Recuerdo a Emilia, de Potosí (Bolivia); alzándose en punta
de pie sobre la hierba, con el sol a sus espaldas estilizando su
sombra; luchando con el viento que subía y bajaba con violencia la
soga donde colgaban las finas prendas de sedas exóticas de su
patrona libanesa. Cuando lograba atraparlas entre sus manos, Emilia
soñaba; mientras frotaba suavemente, como una lámpara, el rosa en
sus pómulos salientes, marcados por el rigor del tiempo en las
alturas.
Su sueño más grande era llegar a Buenos Aires. Creía en
un futuro promisorio para sus niños. El pueblo era casi una colonia
de inmigrantes europeos, y los hijos de Emilia (de una pureza
extrema e instruidos para el amor) soportaban el desprecio y el
rechazo de sus compañeros en la escuela y en las calles. Mutiladas
sus potencias, poco a poco perdían el interés por los juegos
integradores. Arrinconados siempre en alguna esquina del edificio
escolar, los niños en duelo miraban morir los dias.

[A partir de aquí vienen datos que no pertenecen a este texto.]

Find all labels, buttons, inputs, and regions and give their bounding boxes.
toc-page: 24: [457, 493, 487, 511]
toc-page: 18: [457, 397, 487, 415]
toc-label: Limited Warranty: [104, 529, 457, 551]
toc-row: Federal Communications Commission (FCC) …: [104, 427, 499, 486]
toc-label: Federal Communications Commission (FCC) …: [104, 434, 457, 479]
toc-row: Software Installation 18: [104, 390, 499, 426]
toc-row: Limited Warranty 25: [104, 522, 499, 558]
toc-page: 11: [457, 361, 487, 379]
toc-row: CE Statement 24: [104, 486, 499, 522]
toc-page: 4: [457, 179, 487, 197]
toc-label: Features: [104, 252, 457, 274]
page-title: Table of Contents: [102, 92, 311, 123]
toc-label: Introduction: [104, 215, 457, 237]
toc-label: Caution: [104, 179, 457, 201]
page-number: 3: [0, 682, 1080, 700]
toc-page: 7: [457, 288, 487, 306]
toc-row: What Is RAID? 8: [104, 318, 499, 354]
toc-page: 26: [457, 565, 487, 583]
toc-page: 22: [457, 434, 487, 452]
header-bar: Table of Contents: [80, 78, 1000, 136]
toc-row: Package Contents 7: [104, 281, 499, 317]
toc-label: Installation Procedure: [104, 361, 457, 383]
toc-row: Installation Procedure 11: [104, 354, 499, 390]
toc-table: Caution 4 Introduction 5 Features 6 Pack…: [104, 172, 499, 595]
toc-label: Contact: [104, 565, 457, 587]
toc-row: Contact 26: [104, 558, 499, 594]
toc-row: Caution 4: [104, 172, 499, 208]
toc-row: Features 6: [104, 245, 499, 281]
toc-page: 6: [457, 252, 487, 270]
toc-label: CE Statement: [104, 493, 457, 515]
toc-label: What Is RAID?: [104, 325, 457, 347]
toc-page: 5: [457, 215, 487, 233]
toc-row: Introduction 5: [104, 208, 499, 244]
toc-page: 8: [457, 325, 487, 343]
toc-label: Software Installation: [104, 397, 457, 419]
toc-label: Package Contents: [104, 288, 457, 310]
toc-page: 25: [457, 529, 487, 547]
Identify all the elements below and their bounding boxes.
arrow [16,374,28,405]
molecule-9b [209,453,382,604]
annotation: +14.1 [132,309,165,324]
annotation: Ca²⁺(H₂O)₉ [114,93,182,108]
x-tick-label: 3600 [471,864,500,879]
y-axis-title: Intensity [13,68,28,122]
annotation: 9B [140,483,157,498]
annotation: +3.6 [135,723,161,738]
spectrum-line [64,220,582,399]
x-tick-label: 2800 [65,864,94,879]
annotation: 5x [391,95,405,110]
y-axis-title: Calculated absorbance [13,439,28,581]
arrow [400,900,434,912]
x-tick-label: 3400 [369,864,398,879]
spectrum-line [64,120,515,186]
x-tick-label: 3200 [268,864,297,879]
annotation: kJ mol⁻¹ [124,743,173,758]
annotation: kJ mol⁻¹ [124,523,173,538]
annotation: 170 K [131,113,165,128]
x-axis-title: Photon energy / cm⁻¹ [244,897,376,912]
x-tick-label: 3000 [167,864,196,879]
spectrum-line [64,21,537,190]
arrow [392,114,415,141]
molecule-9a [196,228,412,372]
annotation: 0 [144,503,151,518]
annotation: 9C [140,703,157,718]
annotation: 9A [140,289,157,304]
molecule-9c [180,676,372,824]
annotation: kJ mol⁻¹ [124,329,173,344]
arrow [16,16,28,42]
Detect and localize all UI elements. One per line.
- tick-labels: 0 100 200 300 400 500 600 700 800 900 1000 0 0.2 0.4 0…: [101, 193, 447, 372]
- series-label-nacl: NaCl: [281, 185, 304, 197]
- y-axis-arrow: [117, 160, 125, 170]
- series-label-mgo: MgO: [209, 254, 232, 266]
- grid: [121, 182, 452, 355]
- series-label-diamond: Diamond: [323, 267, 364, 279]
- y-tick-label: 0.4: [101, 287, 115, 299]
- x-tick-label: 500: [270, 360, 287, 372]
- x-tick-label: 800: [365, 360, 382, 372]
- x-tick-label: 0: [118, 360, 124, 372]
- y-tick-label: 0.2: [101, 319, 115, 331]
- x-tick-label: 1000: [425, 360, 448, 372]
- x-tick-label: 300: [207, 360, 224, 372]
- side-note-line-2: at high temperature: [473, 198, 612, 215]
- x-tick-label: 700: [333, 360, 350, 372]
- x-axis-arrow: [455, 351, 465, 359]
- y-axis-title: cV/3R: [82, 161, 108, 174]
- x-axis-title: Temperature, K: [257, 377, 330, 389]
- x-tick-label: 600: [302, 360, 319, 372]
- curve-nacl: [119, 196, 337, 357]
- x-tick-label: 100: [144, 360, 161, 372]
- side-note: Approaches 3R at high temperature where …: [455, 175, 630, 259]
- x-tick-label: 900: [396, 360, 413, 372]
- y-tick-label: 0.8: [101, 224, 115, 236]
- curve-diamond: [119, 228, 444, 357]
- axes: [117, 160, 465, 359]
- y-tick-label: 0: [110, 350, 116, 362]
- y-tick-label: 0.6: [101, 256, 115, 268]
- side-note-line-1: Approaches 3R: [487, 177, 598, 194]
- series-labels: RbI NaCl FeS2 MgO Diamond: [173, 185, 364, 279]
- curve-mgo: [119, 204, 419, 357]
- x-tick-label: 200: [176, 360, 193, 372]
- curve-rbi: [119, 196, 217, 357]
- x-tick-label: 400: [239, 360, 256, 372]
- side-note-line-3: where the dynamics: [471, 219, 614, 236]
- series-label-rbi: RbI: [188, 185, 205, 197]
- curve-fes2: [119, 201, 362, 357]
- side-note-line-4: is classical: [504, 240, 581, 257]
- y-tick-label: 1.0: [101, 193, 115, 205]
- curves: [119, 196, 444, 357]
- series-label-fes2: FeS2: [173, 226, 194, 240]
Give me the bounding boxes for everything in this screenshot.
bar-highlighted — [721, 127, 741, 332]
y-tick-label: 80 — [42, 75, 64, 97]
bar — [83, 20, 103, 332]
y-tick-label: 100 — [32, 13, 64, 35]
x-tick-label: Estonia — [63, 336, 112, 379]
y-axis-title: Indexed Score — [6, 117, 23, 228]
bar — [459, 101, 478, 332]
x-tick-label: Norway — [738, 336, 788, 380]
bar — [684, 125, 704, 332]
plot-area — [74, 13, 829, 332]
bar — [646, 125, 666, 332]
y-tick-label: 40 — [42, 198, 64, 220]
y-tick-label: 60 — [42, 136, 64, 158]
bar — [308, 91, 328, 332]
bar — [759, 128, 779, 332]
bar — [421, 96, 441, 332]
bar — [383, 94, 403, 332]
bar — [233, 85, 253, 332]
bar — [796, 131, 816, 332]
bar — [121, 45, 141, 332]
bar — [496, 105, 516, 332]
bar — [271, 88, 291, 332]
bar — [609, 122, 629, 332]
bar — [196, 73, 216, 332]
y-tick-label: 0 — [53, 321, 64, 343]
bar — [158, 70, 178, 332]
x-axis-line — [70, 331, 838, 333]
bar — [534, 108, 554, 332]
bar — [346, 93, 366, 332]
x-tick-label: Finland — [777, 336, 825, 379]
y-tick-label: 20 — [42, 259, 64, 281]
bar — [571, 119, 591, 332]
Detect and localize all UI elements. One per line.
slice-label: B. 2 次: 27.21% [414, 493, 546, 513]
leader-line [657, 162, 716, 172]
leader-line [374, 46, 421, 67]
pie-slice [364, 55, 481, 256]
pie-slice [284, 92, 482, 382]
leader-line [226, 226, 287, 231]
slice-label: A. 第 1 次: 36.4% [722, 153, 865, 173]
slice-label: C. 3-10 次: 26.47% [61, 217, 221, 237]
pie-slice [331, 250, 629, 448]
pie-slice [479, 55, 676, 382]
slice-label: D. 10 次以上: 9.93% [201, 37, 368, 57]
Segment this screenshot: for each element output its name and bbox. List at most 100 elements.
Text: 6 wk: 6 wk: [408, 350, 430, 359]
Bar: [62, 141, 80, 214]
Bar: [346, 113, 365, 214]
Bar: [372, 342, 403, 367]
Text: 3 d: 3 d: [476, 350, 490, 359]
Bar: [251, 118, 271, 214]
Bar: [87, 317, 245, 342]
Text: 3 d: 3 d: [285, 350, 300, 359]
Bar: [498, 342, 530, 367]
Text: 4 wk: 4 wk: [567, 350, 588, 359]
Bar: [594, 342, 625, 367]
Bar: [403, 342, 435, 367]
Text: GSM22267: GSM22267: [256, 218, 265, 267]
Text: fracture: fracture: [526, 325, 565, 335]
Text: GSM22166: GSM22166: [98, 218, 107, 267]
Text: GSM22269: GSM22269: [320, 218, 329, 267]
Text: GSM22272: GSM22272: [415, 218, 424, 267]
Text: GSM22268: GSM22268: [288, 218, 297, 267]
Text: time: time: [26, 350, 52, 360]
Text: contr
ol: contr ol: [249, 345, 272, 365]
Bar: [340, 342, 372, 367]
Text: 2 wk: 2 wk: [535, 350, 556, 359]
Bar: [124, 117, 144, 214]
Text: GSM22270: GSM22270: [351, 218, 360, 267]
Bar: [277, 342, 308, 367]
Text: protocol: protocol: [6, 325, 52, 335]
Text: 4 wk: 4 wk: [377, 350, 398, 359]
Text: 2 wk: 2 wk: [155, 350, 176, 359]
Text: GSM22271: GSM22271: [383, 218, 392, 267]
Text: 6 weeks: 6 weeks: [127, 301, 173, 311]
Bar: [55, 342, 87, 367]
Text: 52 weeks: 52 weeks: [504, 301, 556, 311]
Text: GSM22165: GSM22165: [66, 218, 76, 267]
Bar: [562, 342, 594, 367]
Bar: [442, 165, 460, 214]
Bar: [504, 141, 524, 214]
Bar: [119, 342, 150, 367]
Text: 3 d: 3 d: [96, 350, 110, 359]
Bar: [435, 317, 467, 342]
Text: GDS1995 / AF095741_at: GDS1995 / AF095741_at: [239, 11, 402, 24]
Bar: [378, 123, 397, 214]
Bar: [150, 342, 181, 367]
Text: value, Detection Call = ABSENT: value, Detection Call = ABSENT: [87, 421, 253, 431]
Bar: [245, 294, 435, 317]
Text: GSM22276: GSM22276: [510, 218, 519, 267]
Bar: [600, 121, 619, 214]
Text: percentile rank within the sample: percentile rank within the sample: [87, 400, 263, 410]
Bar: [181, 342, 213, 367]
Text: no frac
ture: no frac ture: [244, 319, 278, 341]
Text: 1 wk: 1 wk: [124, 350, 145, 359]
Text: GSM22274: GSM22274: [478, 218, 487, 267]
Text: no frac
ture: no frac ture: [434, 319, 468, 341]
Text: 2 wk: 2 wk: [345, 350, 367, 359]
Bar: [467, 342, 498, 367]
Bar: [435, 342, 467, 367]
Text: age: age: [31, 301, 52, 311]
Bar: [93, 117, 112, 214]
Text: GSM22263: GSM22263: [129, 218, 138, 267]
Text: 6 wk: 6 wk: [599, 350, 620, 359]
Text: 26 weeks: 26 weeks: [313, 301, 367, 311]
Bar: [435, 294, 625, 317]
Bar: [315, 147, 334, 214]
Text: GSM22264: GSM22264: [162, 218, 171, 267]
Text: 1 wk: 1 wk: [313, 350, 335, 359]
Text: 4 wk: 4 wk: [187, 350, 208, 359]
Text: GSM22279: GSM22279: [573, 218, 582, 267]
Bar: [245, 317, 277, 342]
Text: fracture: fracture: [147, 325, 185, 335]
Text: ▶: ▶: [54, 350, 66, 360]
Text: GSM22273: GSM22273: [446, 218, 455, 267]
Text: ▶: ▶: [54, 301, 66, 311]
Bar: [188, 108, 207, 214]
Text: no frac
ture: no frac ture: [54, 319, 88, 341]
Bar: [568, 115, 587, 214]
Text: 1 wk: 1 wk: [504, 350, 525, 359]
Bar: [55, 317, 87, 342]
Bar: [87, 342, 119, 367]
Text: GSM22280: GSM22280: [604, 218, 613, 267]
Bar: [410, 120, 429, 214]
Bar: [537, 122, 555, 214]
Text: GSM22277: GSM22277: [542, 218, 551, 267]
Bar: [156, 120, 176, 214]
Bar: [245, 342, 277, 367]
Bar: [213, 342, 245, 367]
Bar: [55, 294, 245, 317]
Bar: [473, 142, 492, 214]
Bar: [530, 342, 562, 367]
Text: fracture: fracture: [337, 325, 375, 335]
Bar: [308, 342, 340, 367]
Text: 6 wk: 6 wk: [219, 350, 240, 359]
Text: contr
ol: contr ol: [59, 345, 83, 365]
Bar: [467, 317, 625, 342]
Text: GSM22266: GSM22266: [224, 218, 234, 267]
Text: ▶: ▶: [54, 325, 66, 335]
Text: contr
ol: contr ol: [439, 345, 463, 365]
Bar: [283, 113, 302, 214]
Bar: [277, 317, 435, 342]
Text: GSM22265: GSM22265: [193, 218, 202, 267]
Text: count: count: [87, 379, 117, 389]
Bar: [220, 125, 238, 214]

La siesta picaba con el sol y los tábanos; a lo lejos, el
crespín desangraba la tarde.
Del pan compartido sólo quedaban migajas, y el estómago
comenzaba a quejarse.
Apeñuzcado en el centro, sobre la tierra rojiza y árida de
los cercos de Don Pavita, el matorral, con frutos silvestres, nos
tentaba; merodeado por algunas vacas flacas y cuatro caballos
cenizos de tan viejos, quietos, totalmente indiferentes a la jauría.
Entonces, el matorral se llenaba de voces, de silencios de a
ratos. Austero, desde su atalaya, el búho torcía su cuello para
seguir nuestro andar.
Antes habíamos sido adiestrados para decapitar serpientes, y
el siseo de reptiles entre las hojas secas no nos asustaba tanto
como el duende. Andaba siempre en el aire oliendo a heces, en la
rama espinuda que catapultaba sobre nuestras cabezas, o corrían
escalofríos por la médula cuando se dejaba caer como un puñado de
piquillín en el fondo de un tarro tan invisible, como el mismo
duende. Despavoridos escapábamos del monte enredándonos en la huída
con el hilo pegajoso que tejían las arañas, y el vestido y la carne
desgarrados por las espinas.
Pueden resucitar por un instante las lavanderas.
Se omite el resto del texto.